Download or read book Mild Traumatic Brain Injury written by Shane S. Bush, PhD, ABPP, ABN and published by Springer Publishing Company. This book was released on 2012-08-22 with total page 449 pages. Available in PDF, EPUB and Kindle. Book excerpt: This authoritative volume is the first book specifically devoted to symptom validity assessment with individuals with a known or suspected history of mild traumatic brain injury (MTBI). It brings together leading experts in MTBI, symptom validity assessment, and malingering to provide a thorough and practical guide to the challenging task of assessing the validity of patient presentations after an MTBI. The book describes techniques that can drastically alter case conceptualization, treatment, and equitable allocation of resources. In addition to covering the most important symptom validity assessment methods, this timely volume provides guidance to clinicians on professional and research issues, and information on symptom validity testing in varied populations. The book covers MTBI assessment in such specific settings and populations as clinical, forensic, sports, children, gerontological, and military. It also addresses professional issues such as providing feedback to patients about symptom validity, ethical issues, and diagnostic schemas. Mild Traumatic Brain Injury will provide neuropsychologists, referring health care providers, courts, disability insurance companies, the military, and athletic teams/leagues with the in-depth, current information that is critical for the accurate and ethical evaluation of MTBI. Key Features: Provides in-depth, expert coverage of one of the most critical topics for clinical neuropsychologists Includes contributions from the leading authorities on both MTBI/post-concussive syndrome and malingering/symptom validity Covers assessment in such contexts as civil forensics, sports, military/veterans, and gerontological settings

Book Forensic Neuropsychology

    Book Details:
  • Author : Glenn J. Larrabee
  • Publisher : Oxford University Press
  • Release : 2011-12-06
  • ISBN : 0199920893
  • Pages : 547 pages

Download or read book Forensic Neuropsychology written by Glenn J. Larrabee and published by Oxford University Press.

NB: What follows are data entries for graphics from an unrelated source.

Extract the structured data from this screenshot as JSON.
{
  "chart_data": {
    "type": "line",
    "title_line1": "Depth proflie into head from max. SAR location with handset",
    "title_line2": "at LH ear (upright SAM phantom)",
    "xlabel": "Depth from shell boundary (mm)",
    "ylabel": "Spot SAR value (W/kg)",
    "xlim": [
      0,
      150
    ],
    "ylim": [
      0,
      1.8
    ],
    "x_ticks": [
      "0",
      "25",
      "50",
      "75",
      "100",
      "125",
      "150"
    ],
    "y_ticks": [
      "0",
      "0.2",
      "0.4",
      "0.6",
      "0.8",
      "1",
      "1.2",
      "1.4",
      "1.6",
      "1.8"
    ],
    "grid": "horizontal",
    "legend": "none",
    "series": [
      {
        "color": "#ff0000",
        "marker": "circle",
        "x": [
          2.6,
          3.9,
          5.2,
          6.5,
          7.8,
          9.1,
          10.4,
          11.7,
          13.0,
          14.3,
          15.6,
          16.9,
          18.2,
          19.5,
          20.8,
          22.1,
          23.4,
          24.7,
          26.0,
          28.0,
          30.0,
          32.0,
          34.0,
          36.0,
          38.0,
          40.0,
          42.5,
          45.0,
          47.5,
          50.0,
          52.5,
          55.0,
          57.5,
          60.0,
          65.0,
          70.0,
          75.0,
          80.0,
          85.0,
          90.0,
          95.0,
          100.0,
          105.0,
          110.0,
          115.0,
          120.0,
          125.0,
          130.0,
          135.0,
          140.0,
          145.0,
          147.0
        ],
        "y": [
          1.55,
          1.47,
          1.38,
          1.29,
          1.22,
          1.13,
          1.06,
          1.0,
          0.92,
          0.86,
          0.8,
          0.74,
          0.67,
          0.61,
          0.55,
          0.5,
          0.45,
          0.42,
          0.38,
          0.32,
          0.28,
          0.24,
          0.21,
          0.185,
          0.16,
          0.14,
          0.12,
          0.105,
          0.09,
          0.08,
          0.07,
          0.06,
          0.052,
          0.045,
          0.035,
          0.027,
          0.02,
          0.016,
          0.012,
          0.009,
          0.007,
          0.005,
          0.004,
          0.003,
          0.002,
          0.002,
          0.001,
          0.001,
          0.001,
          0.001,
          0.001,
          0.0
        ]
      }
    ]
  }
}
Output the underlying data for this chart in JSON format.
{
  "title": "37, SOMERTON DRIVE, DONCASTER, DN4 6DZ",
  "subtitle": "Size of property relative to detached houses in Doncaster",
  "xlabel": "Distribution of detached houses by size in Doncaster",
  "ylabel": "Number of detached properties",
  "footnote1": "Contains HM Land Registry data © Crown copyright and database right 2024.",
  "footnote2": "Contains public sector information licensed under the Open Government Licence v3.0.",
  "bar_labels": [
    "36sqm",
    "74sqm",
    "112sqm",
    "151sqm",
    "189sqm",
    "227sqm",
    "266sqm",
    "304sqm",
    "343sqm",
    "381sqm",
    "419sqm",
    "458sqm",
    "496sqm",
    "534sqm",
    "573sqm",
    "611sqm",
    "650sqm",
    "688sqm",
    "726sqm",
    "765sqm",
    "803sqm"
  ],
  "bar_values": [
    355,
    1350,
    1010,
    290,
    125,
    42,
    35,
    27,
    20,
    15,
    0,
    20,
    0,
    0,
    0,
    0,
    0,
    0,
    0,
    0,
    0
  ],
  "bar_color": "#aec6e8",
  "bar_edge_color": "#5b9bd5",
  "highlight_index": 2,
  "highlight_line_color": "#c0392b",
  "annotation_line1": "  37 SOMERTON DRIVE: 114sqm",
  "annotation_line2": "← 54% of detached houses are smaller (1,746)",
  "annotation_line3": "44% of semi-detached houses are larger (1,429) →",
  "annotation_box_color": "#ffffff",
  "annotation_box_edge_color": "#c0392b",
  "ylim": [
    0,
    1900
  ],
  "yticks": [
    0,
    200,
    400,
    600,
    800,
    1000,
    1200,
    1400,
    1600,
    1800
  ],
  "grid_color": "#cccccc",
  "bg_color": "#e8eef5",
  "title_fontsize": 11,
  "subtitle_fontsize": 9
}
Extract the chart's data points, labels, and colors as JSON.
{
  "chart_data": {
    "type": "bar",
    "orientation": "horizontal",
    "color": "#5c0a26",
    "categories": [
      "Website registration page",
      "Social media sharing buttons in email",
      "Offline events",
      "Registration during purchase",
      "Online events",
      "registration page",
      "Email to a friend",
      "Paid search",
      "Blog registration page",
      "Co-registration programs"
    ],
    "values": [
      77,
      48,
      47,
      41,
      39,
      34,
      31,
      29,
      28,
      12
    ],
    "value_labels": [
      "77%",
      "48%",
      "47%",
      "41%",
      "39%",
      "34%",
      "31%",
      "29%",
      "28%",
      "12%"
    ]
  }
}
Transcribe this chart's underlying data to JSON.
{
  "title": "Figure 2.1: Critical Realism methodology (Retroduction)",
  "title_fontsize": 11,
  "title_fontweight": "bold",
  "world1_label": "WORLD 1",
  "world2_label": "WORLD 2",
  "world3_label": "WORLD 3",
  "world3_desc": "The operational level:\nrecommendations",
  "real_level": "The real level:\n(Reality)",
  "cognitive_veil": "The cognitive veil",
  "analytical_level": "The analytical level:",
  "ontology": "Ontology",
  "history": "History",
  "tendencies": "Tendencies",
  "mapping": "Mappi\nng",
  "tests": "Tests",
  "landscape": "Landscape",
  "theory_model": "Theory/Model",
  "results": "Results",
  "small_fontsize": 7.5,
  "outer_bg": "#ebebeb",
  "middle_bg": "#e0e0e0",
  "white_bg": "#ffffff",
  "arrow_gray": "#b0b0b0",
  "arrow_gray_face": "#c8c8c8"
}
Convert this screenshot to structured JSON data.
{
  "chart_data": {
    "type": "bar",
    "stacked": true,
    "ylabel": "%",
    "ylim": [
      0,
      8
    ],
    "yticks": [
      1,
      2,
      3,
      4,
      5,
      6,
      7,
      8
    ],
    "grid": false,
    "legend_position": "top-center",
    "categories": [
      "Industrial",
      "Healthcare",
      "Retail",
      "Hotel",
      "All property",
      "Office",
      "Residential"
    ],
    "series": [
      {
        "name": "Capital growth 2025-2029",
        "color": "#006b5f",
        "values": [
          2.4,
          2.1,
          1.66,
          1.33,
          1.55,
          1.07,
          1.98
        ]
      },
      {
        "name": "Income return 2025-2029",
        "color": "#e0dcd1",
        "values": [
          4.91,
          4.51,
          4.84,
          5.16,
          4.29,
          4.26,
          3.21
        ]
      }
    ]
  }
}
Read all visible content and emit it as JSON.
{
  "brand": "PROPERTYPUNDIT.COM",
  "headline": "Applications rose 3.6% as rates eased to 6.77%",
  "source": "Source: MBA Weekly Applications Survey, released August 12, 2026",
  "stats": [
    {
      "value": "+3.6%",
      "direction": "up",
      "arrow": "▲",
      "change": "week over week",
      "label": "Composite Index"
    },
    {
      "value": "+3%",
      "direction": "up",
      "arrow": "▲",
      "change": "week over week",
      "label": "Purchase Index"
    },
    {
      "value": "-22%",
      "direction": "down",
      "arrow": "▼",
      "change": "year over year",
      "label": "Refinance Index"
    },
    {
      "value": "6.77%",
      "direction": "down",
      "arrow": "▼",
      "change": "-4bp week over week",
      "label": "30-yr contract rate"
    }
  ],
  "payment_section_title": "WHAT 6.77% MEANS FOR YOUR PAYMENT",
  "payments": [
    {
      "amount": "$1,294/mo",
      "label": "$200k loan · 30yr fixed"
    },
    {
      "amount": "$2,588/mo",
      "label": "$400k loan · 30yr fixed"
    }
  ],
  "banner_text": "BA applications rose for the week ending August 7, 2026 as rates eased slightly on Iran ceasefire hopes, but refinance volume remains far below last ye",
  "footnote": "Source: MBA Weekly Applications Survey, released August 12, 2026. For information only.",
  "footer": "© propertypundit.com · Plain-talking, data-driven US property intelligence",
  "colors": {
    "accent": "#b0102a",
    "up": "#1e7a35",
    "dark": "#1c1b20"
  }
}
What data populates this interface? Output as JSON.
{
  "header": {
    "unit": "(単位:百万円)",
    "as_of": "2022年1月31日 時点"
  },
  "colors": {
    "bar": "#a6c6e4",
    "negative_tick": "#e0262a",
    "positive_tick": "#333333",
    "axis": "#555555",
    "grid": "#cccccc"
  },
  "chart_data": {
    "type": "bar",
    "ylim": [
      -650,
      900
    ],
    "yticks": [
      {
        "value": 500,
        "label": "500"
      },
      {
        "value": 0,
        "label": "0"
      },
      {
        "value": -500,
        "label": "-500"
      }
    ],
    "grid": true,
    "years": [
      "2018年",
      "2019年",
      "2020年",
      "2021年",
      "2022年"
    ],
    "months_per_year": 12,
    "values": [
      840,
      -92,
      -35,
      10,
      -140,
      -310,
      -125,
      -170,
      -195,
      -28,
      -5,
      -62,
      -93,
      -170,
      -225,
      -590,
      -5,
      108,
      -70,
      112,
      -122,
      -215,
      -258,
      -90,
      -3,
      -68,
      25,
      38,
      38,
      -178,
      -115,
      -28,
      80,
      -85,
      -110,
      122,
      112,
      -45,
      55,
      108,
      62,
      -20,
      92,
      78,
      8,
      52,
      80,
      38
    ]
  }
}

This book was released on 2011-12-06 with total page 547 pages. Available in PDF, EPUB and Kindle. Book excerpt: With increasing frequency neuropsychologists are being asked to serve as experts in court cases where judgements must be made as to the cause of, and prognosis for brain diseases and injuries. This book describes the application of neuropsychology to legal issues in both the civil and criminal courts. It emphasizes a scientific basis of neuropsychology. All of the contributors are recognized as scientist-clinicians. The chapters cover common forensic issues such as appropriate scientific reasoning, the assessment of malingering, productive attorney-neuropsychologist interactions, and ethics. Also, covered are the determination of damages in personal injury litigation, including pediatric brain injury, mild, moderate, and severe traumatic brain injury in adults (with an introduction to life care planning); neurotoxic injury; and forensic assessment of medically unexplained symptoms. Civil competencies in the elderly persons with dementia are addressed a separate chapter, and two chapters deal with the assessment of competency and responsibility in criminal forensic neuropsychology. This volume will be an invaluable resource for neuropsychologists, attorneys, neurologists, clinical psychologists, psychiatrists, and their students and trainees.